Больше спрашивать мне показалось излишним: придет время все увижу собственными глазами, а развлекаться пустопорожней болтовней меня отучил первый же рейд: когда на третий день непрерывного бега по оврагам да рощам пот ест тело, а ноги отстают от жопы и в затылок дышат овчарки язык от трепа сразу отвыкает!. Я молча кивнул: понял мол. Что же поберегу дыхание: я-то морально подготовлен, а вот Резанова длительный переход может извести…

Когда взобрались на берег, прежде чем углубиться в в лесную чащу Резанов в беспокойстве бросил взгляд на речку, которая казалась уходила совсем в другую сторону. Заметивший эта проводник успокоил:

— Пусть Мой белый брат командор не волнуется, речка делает крутой поворот, — он описал рукой дугу, — А мы пойдём напрямую. Это гораздо быстрее и повел действительно по видимой только ему звериной тропке.

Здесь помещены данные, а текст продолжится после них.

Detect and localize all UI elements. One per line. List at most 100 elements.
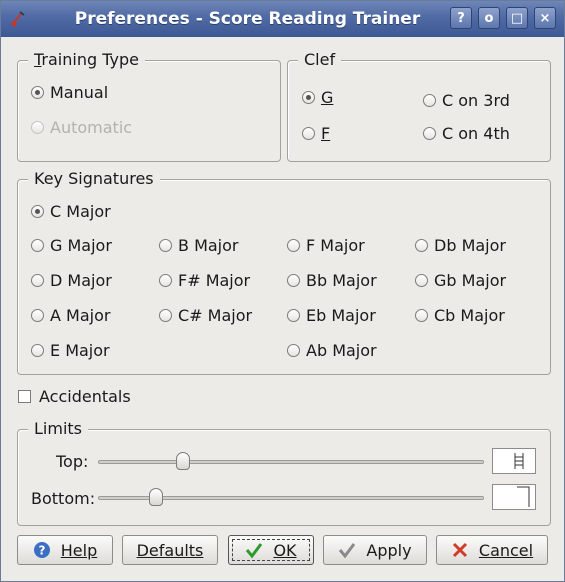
radio-indicator[interactable]: [31, 344, 44, 357]
ok-button[interactable]: OK: [228, 535, 314, 565]
radio-clef-c4[interactable]: C on 4th: [423, 124, 510, 143]
key-signatures-legend: Key Signatures: [28, 169, 160, 188]
radio-key-c-major[interactable]: C Major: [31, 202, 111, 221]
help-icon: ?: [33, 541, 51, 559]
bottom-note-staff-icon: [517, 486, 530, 507]
shade-button[interactable]: o: [478, 7, 500, 29]
training-type-group: Training Type Manual Automatic: [17, 50, 281, 162]
apply-check-icon: [338, 541, 356, 559]
radio-indicator[interactable]: [415, 309, 428, 322]
clef-group: Clef G C on 3rd F C on 4th: [287, 50, 551, 162]
maximize-button[interactable]: □: [506, 7, 528, 29]
defaults-button[interactable]: Defaults: [122, 535, 218, 565]
radio-clef-g[interactable]: G: [302, 88, 333, 107]
accidentals-checkbox[interactable]: Accidentals: [18, 387, 131, 406]
radio-indicator[interactable]: [31, 274, 44, 287]
radio-indicator[interactable]: [287, 239, 300, 252]
radio-key-eb-major[interactable]: Eb Major: [287, 306, 376, 325]
radio-label: Eb Major: [306, 306, 376, 325]
close-button[interactable]: ×: [534, 7, 556, 29]
radio-label: G Major: [50, 236, 112, 255]
radio-key-ab-major[interactable]: Ab Major: [287, 341, 377, 360]
radio-label: B Major: [178, 236, 239, 255]
check-icon: [245, 541, 263, 559]
radio-indicator[interactable]: [287, 274, 300, 287]
accidentals-checkbox-box[interactable]: [18, 390, 31, 403]
key-signatures-group: Key Signatures C Major G Major D Major A…: [17, 169, 551, 375]
radio-key-gb-major[interactable]: Gb Major: [415, 271, 506, 290]
radio-manual[interactable]: Manual: [31, 83, 108, 102]
radio-label: Cb Major: [434, 306, 505, 325]
radio-label: Db Major: [434, 236, 506, 255]
radio-key-db-major[interactable]: Db Major: [415, 236, 506, 255]
radio-automatic-indicator: [31, 121, 44, 134]
radio-label: D Major: [50, 271, 112, 290]
radio-clef-c3-indicator[interactable]: [423, 94, 436, 107]
limits-legend: Limits: [28, 419, 88, 438]
radio-indicator[interactable]: [415, 274, 428, 287]
help-title-button[interactable]: ?: [450, 7, 472, 29]
training-type-legend-text: raining Type: [41, 50, 139, 69]
radio-key-b-major[interactable]: B Major: [159, 236, 238, 255]
radio-label: Bb Major: [306, 271, 377, 290]
radio-clef-f-label: F: [321, 124, 331, 143]
limits-group: Limits Top: Bottom:: [17, 419, 551, 526]
apply-button[interactable]: Apply: [323, 535, 427, 565]
radio-clef-c4-indicator[interactable]: [423, 127, 436, 140]
cancel-x-icon: [451, 541, 469, 559]
radio-indicator[interactable]: [287, 309, 300, 322]
defaults-button-label: Defaults: [136, 540, 204, 560]
radio-indicator[interactable]: [31, 309, 44, 322]
title-bar[interactable]: Preferences - Score Reading Trainer ? o …: [1, 1, 564, 37]
radio-manual-indicator[interactable]: [31, 86, 44, 99]
radio-key-fsharp-major[interactable]: F# Major: [159, 271, 250, 290]
radio-key-a-major[interactable]: A Major: [31, 306, 110, 325]
radio-label: C# Major: [178, 306, 253, 325]
radio-key-bb-major[interactable]: Bb Major: [287, 271, 377, 290]
radio-key-c-major-indicator[interactable]: [31, 205, 44, 218]
cancel-button-label: Cancel: [478, 540, 534, 560]
radio-indicator[interactable]: [159, 274, 172, 287]
radio-label: Ab Major: [306, 341, 377, 360]
radio-indicator[interactable]: [415, 239, 428, 252]
bottom-slider-handle[interactable]: [148, 488, 163, 506]
svg-text:?: ?: [38, 544, 45, 558]
help-button[interactable]: ? Help: [17, 535, 113, 565]
radio-clef-c3[interactable]: C on 3rd: [423, 91, 510, 110]
radio-key-g-major[interactable]: G Major: [31, 236, 112, 255]
cancel-button[interactable]: Cancel: [436, 535, 548, 565]
help-button-label: Help: [60, 540, 98, 560]
radio-indicator[interactable]: [159, 309, 172, 322]
radio-label: F# Major: [178, 271, 251, 290]
radio-manual-label: Manual: [50, 83, 109, 102]
radio-label: E Major: [50, 341, 110, 360]
top-note-preview: [492, 448, 536, 474]
top-slider-track[interactable]: [98, 460, 484, 464]
radio-key-cb-major[interactable]: Cb Major: [415, 306, 505, 325]
preferences-window: Preferences - Score Reading Trainer ? o …: [0, 0, 565, 582]
radio-automatic-label: Automatic: [50, 118, 133, 137]
radio-clef-g-indicator[interactable]: [302, 91, 315, 104]
radio-label: A Major: [50, 306, 111, 325]
radio-clef-f[interactable]: F: [302, 124, 330, 143]
apply-button-label: Apply: [366, 540, 412, 560]
radio-key-e-major[interactable]: E Major: [31, 341, 110, 360]
radio-label: Gb Major: [434, 271, 507, 290]
radio-indicator[interactable]: [287, 344, 300, 357]
ok-button-label: OK: [273, 540, 297, 560]
training-type-legend: Training Type: [28, 50, 145, 69]
bottom-label-text: Bottom:: [31, 489, 96, 508]
radio-key-d-major[interactable]: D Major: [31, 271, 112, 290]
top-slider-handle[interactable]: [175, 452, 190, 470]
radio-indicator[interactable]: [159, 239, 172, 252]
bottom-note-preview: [492, 484, 536, 510]
radio-indicator[interactable]: [31, 239, 44, 252]
radio-key-f-major[interactable]: F Major: [287, 236, 365, 255]
bottom-label: Bottom:: [31, 489, 95, 508]
radio-key-c-major-label: C Major: [50, 202, 111, 221]
radio-key-csharp-major[interactable]: C# Major: [159, 306, 252, 325]
radio-clef-c3-label: C on 3rd: [442, 91, 510, 110]
radio-clef-f-indicator[interactable]: [302, 127, 315, 140]
accidentals-label: Accidentals: [39, 387, 131, 406]
radio-clef-c4-label: C on 4th: [442, 124, 510, 143]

Часа через два вышли к преграждающей нам путь горе, прямо к седловине, ещё час потребовался на то, чтобы преодолеть это препятствие. Я вспотел, взмок. Непривычный к таким подъёмом телом Резанов, не понимающий пока ничего и вовсе пыхтел как паровоз. Но вот показалась желаемая цель, сердце застучало в висках, тело стало лёгким, Я чуть ли не вприпрыжку помчался к видимому издалека по могучей вершине дубу.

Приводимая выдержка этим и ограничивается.